We enjoy speaking to high school students about financial matters, and here is a story that describes the power of compounding very well.
Two students, Emily and Evan, graduate from high school in the same class. They go to the same college and actually pay the same in tuition each year. Evan borrows the standard federal student loan amount, $27,000 over four years, while Emily does not borrow any money.
They each graduate with the same degree, and as luck would have it, end up living in the same city, working for the same large employer, earning identical salaries. So far so good.

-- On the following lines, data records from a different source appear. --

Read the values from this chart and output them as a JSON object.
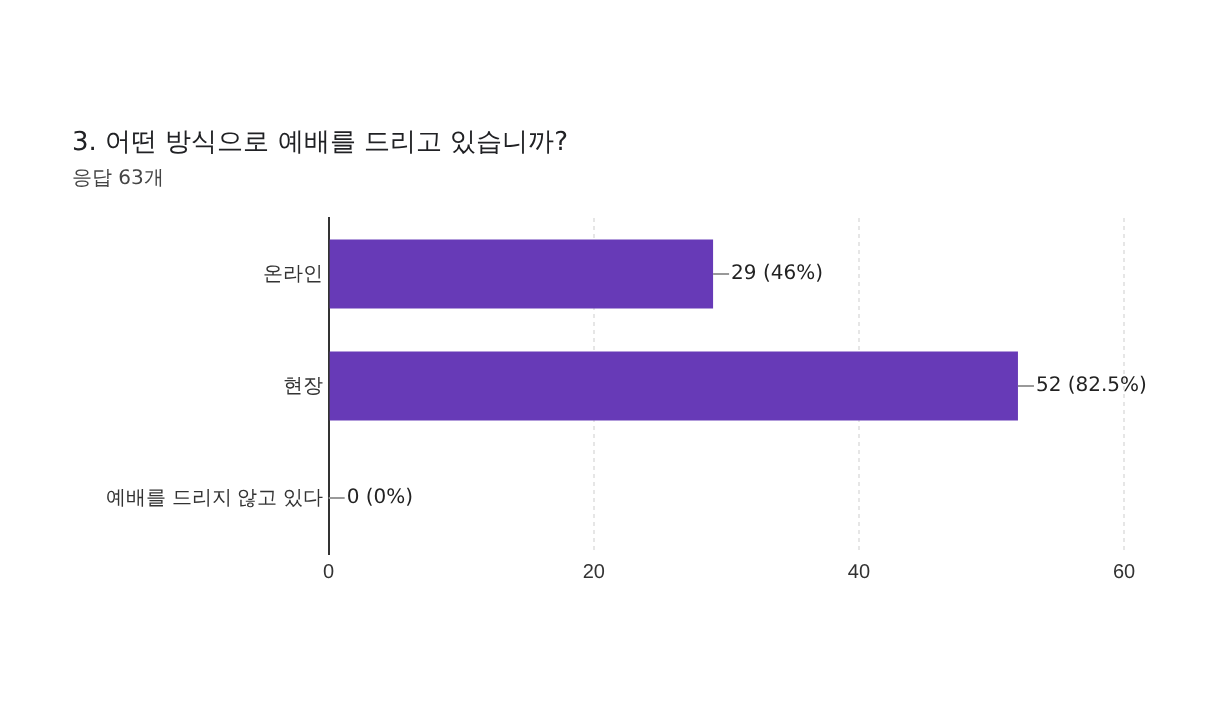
{
  "chart_data": {
    "type": "bar",
    "orientation": "horizontal",
    "title": "3. 어떤 방식으로 예배를 드리고 있습니까?",
    "subtitle": "응답 63개",
    "categories": [
      "온라인",
      "현장",
      "예배를 드리지 않고 있다"
    ],
    "values": [
      29,
      52,
      0
    ],
    "color": "#673ab7",
    "value_labels": [
      "29 (46%)",
      "52 (82.5%)",
      "0 (0%)"
    ],
    "xlim": [
      0,
      60
    ],
    "xticks": [
      0,
      20,
      40,
      60
    ],
    "grid": "x"
  }
}
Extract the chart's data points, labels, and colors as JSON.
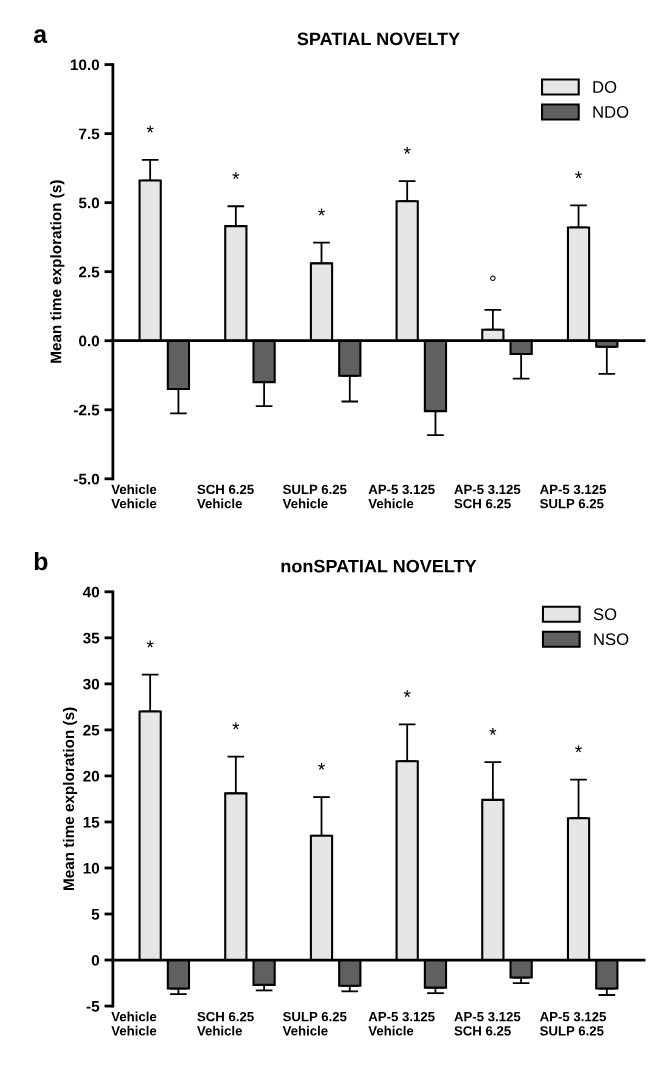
{
  "chart_data": [
    {
      "type": "bar",
      "title": "SPATIAL NOVELTY",
      "ylabel": "Mean time exploration (s)",
      "categories": [
        "Vehicle\nVehicle",
        "SCH 6.25\nVehicle",
        "SULP 6.25\nVehicle",
        "AP-5 3.125\nVehicle",
        "AP-5 3.125\nSCH 6.25",
        "AP-5 3.125\nSULP 6.25"
      ],
      "series": [
        {
          "name": "DO",
          "color": "#e6e6e6",
          "values": [
            5.8,
            4.15,
            2.8,
            5.05,
            0.4,
            4.1
          ],
          "errors": [
            [
              5.8,
              6.55
            ],
            [
              4.15,
              4.87
            ],
            [
              2.8,
              3.55
            ],
            [
              5.05,
              5.78
            ],
            [
              0.4,
              1.12
            ],
            [
              4.1,
              4.9
            ]
          ]
        },
        {
          "name": "NDO",
          "color": "#606060",
          "values": [
            -1.75,
            -1.5,
            -1.27,
            -2.55,
            -0.48,
            -0.22
          ],
          "errors": [
            [
              -2.63,
              -1.75
            ],
            [
              -2.37,
              -1.5
            ],
            [
              -2.2,
              -1.27
            ],
            [
              -3.42,
              -2.55
            ],
            [
              -1.37,
              -0.48
            ],
            [
              -1.2,
              -0.22
            ]
          ]
        }
      ],
      "ylim": [
        -5.0,
        10.0
      ],
      "yticks": [
        {
          "value": -5,
          "label": "-5.0"
        },
        {
          "value": -2.5,
          "label": "-2.5"
        },
        {
          "value": 0,
          "label": "0.0"
        },
        {
          "value": 2.5,
          "label": "2.5"
        },
        {
          "value": 5,
          "label": "5.0"
        },
        {
          "value": 7.5,
          "label": "7.5"
        },
        {
          "value": 10,
          "label": "10.0"
        }
      ],
      "legend": "top right",
      "annotations": [
        "a",
        "*",
        "*",
        "*",
        "*",
        "°",
        "*"
      ]
    },
    {
      "type": "bar",
      "title": "nonSPATIAL NOVELTY",
      "ylabel": "Mean time exploration (s)",
      "categories": [
        "Vehicle\nVehicle",
        "SCH 6.25\nVehicle",
        "SULP 6.25\nVehicle",
        "AP-5 3.125\nVehicle",
        "AP-5 3.125\nSCH 6.25",
        "AP-5 3.125\nSULP 6.25"
      ],
      "series": [
        {
          "name": "SO",
          "color": "#e6e6e6",
          "values": [
            27,
            18.1,
            13.5,
            21.6,
            17.4,
            15.4
          ],
          "errors": [
            [
              27,
              31
            ],
            [
              18.1,
              22.1
            ],
            [
              13.5,
              17.7
            ],
            [
              21.6,
              25.6
            ],
            [
              17.4,
              21.5
            ],
            [
              15.4,
              19.6
            ]
          ]
        },
        {
          "name": "NSO",
          "color": "#606060",
          "values": [
            -3.1,
            -2.7,
            -2.8,
            -3.0,
            -1.9,
            -3.1
          ],
          "errors": [
            [
              -3.7,
              -3.1
            ],
            [
              -3.3,
              -2.7
            ],
            [
              -3.4,
              -2.8
            ],
            [
              -3.6,
              -3.0
            ],
            [
              -2.5,
              -1.9
            ],
            [
              -3.8,
              -3.1
            ]
          ]
        }
      ],
      "ylim": [
        -5,
        40
      ],
      "yticks": [
        -5,
        0,
        5,
        10,
        15,
        20,
        25,
        30,
        35,
        40
      ],
      "legend": "top right",
      "annotations": [
        "b",
        "*",
        "*",
        "*",
        "*",
        "*",
        "*"
      ]
    }
  ]
}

Six months after graduation, Evan begins repaying his student loans on a 10 year schedule, making the required $271 monthly payment. Emily decides at the same time to open a Roth IRA and sends off a monthly deposit also of $271. Over the next 10 years, Emily makes deposits totaling $32,500.
Evan seems Emily’s savings and admires that she does that, so when his loans are repaid, he opens and IRA and sends the former payment amount to his new retirement account. He never misses the money, and even though he is $32,500 behind Emily, he expects he will do just fine over time.
Emily shares her investment allocation with Evan, and he mimics it. As time goes by, their paths diverge, and they lose touch with each other. But they continue to invest!
Fast forward to their 50th high school reunion! Evan seems Emily chatting with some friends and goes up to her to thank her for the positive influence she had on him with her savings habit. “I just checked my IRA statement,” Evan says, “I’ve averaged 8% return and I have almost $700,000saved! Thank you again!”
Emily smiles but thinks inside that something doesn’t quite sound right. She taps her iWatch and pulls up her brokerage statement to check her Roth IRA balance.
I like to ask the students that they expect Emily’s balance to be?
A-$27,000 more than Evan’s (that’s the amount of his loans).
B-$32,500 more than Evan’s (that’s the amount of his loan payments).
C-Something else – how much more and why?
Most students correctly choose C, but few can come close to the correct amount. Remember that the only difference in Evan and Emily was that Emily started 10 years earlier. Their investments were the same and they earned the same rate.
In the end, Emily had $800,000 more than Evan. The reason? The Power of Compounding! Her extra $32,500 grew into $800,000 due to the power of compounding. Amazing!
You don’t hear too much about compounding these days with interest rates so low. If our sample savers had only earned 3% average, the difference would have been more like $100,000. Clearly the rate you earn matters. There is certainly risk of loss in investing and there are no guarantees that you will make money, but as an example of the way the math works, this is a great way to encourage an early start to saving money.